If you look at the cases of military marriages in the US as example, the situation we imagine is that some 18 year old women right out of high school marries a boot for the financial benefits. This basically a direct exchange of sex for money. Some communist writers have made very direct comparisons between monogamous marriage and sex work. A generally accepted opinion on hexbear is that sex workers are good but forcing women into sex work is bad.
I think really you're asking the wrong question. The question should not be "Should people who violate PLA military marriages be punished?". The question should be "Why are there women who are financially dependent on military marriages?" The answer is that they shouldn't be and if women weren't financially dependent on the marriage, they can just leave the marriage instead of cheating. The answer is that a communist society would move away from enforced monogamy.
They weren't really fighting "for" the Khmer Rouge back then. China saw itself encircled by USSR aligned countries, the incursion (can't call it invasion, it was only a couple local division, no airt support, no artillery, no naval support) served to demonstrate to Vietnam that the USSR would not go all in for it and it should thus cut the crap it did at the time (such as offloading reactionaries to China instead of dealing with them themselves, diverting weapons intended for Cambodias liberation struggle for themselves).
China achieved it goal, hence it considers the incursion a military victory, because strategically it was.
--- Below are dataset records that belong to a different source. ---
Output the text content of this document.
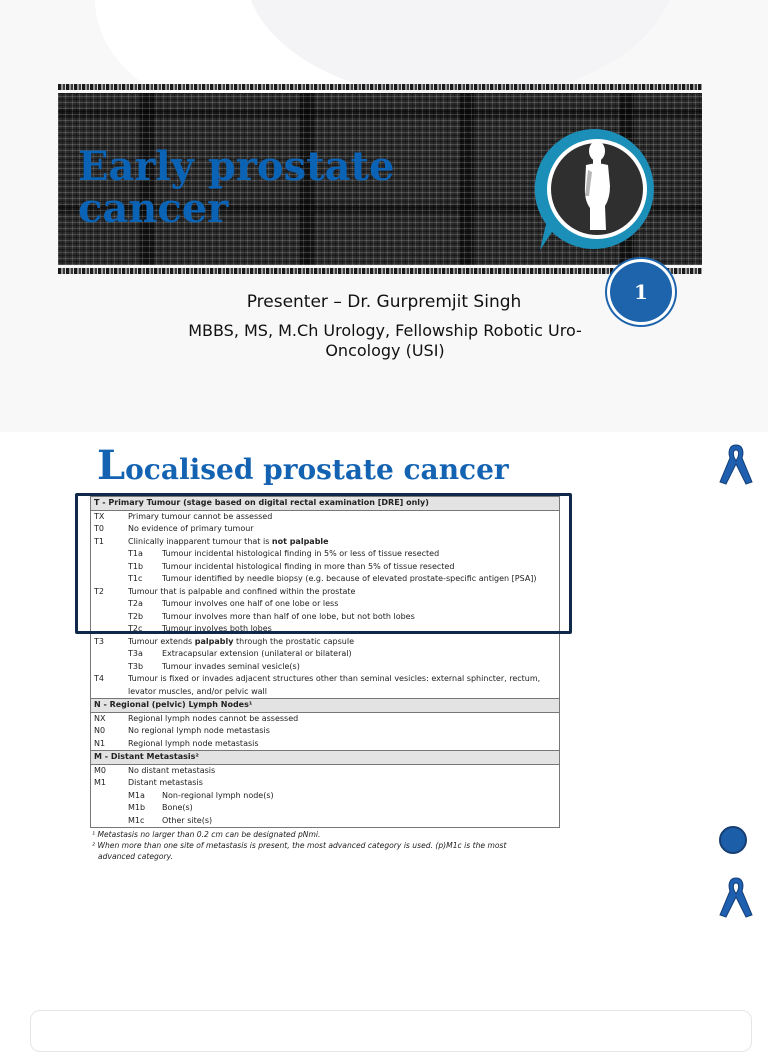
Early prostate cancer
1

Presenter – Dr. Gurpremjit Singh

MBBS, MS, M.Ch Urology, Fellowship Robotic Uro-Oncology (USI)

Localised prostate cancer
T - Primary Tumour (stage based on digital rectal examination [DRE] only)		
TX	Primary tumour cannot be assessed	
T0	No evidence of primary tumour	
T1	Clinically inapparent tumour that is not palpable	
	T1a	Tumour incidental histological finding in 5% or less of tissue resected
	T1b	Tumour incidental histological finding in more than 5% of tissue resected
	T1c	Tumour identified by needle biopsy (e.g. because of elevated prostate-specific antigen [PSA])
T2	Tumour that is palpable and confined within the prostate	
	T2a	Tumour involves one half of one lobe or less
	T2b	Tumour involves more than half of one lobe, but not both lobes
	T2c	Tumour involves both lobes
T3	Tumour extends palpably through the prostatic capsule	
	T3a	Extracapsular extension (unilateral or bilateral)
	T3b	Tumour invades seminal vesicle(s)
T4	Tumour is fixed or invades adjacent structures other than seminal vesicles: external sphincter, rectum,	
	levator muscles, and/or pelvic wall	
N - Regional (pelvic) Lymph Nodes¹		
NX	Regional lymph nodes cannot be assessed	
N0	No regional lymph node metastasis	
N1	Regional lymph node metastasis	
M - Distant Metastasis²		
M0	No distant metastasis	
M1	Distant metastasis	
	M1a	Non-regional lymph node(s)
	M1b	Bone(s)
	M1c	Other site(s)

¹ Metastasis no larger than 0.2 cm can be designated pNmi.

² When more than one site of metastasis is present, the most advanced category is used. (p)M1c is the most

advanced category.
Vietnam stopped being a dick.
The alignment with Cambodia was because China needed a local counter balance to Vietnam. once the strategical goal was achieved, the alignment ended.
In a conflict between the US and China, the strongest weapon in the PLA arsenal is Tik Toks posted by soldiers' spouses and girlfriends at home.
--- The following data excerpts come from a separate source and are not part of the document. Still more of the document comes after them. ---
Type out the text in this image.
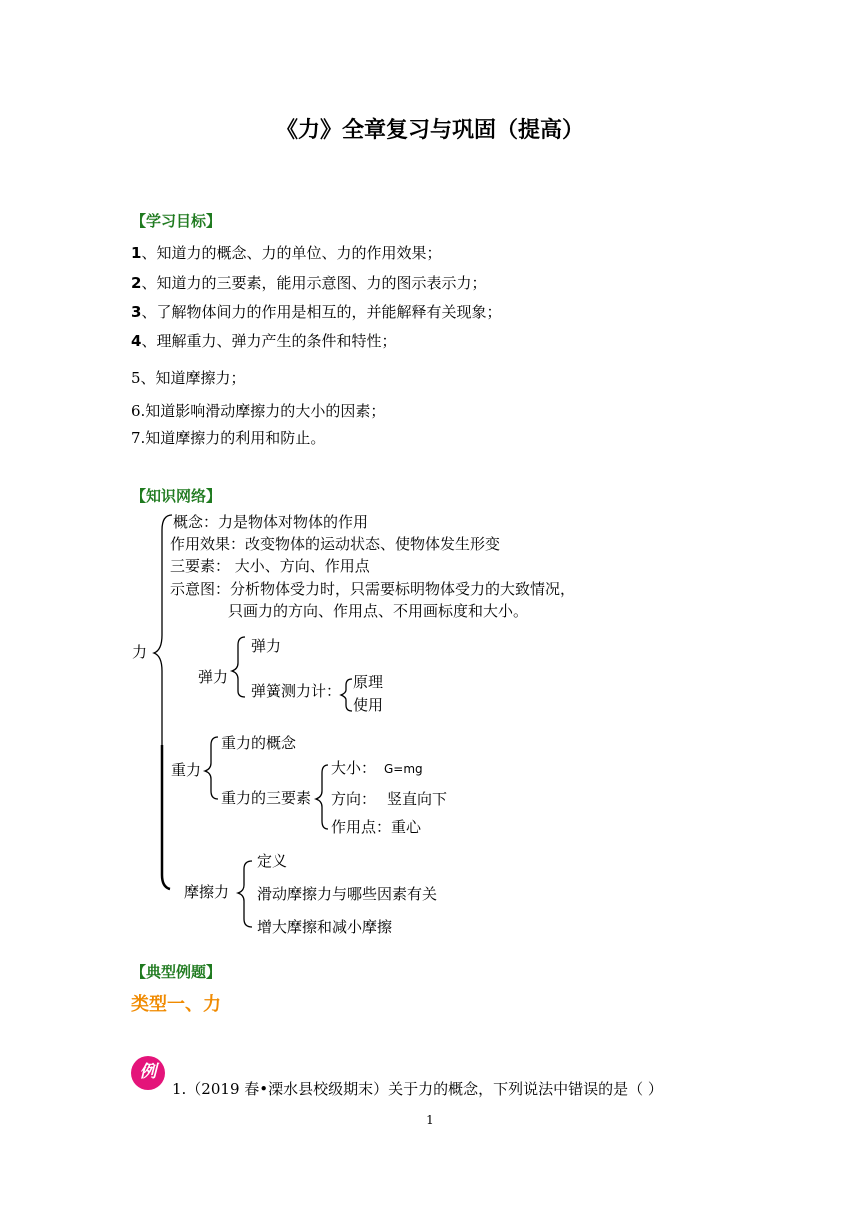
《力》全章复习与巩固（提高）
【学习目标】
1、知道力的概念、力的单位、力的作用效果；
2、知道力的三要素，能用示意图、力的图示表示力；
3、了解物体间力的作用是相互的，并能解释有关现象；
4、理解重力、弹力产生的条件和特性；
5、知道摩擦力；
6.知道影响滑动摩擦力的大小的因素；
7.知道摩擦力的利用和防止。
【知识网络】
力
概念：力是物体对物体的作用
作用效果：改变物体的运动状态、使物体发生形变
三要素： 大小、方向、作用点
示意图：分析物体受力时，只需要标明物体受力的大致情况，
只画力的方向、作用点、不用画标度和大小。
弹力
弹力
弹簧测力计： 原理
使用
重力
重力的概念
重力的三要素
大小： G=mg
方向： 竖直向下
作用点：重心
摩擦力
定义
滑动摩擦力与哪些因素有关
增大摩擦和减小摩擦
【典型例题】
类型一、力
例
1.（2019 春•溧水县校级期末）关于力的概念，下列说法中错误的是（ ）
1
Joking aside, don't take legal analysis from a rando on the internet just as you wouldn't take medical or financial advice from them. Most people know sweet fuck all about the law and will act as if they're god's gift to jurisprudence.
Maybe a hot take, I always got the vibe they were on some Chinese gusano bs and pretty much tuned them out whenever they'd start getting in their anti-China bag; esp bc they use it to shill VPNs like every other video. Always felt like a mildly-more-PC enby Uncle Roger to me, and that kinda makes my skin crawl a lil
No they clearly are, you have to be almost wilfully ignorant to try and pretend that history hasn't challenged Robespierre as a historical icon; when I used to watch them I remember them making Robespierre cosplay videos basically doing a critique of capitalism but never actually addressing capitalism.
is China a country where courts can actually do that? all the charts seem to place them as using civil law so it seems a bit anglo to assume a court decision would impact more than the immediate case
I re read this but I'm still lost. I get that gay rights and state recognition part. The rest about soldier affair crime is garbled to me. What are they saying. Why would a marriage divorce require defining of gay relations.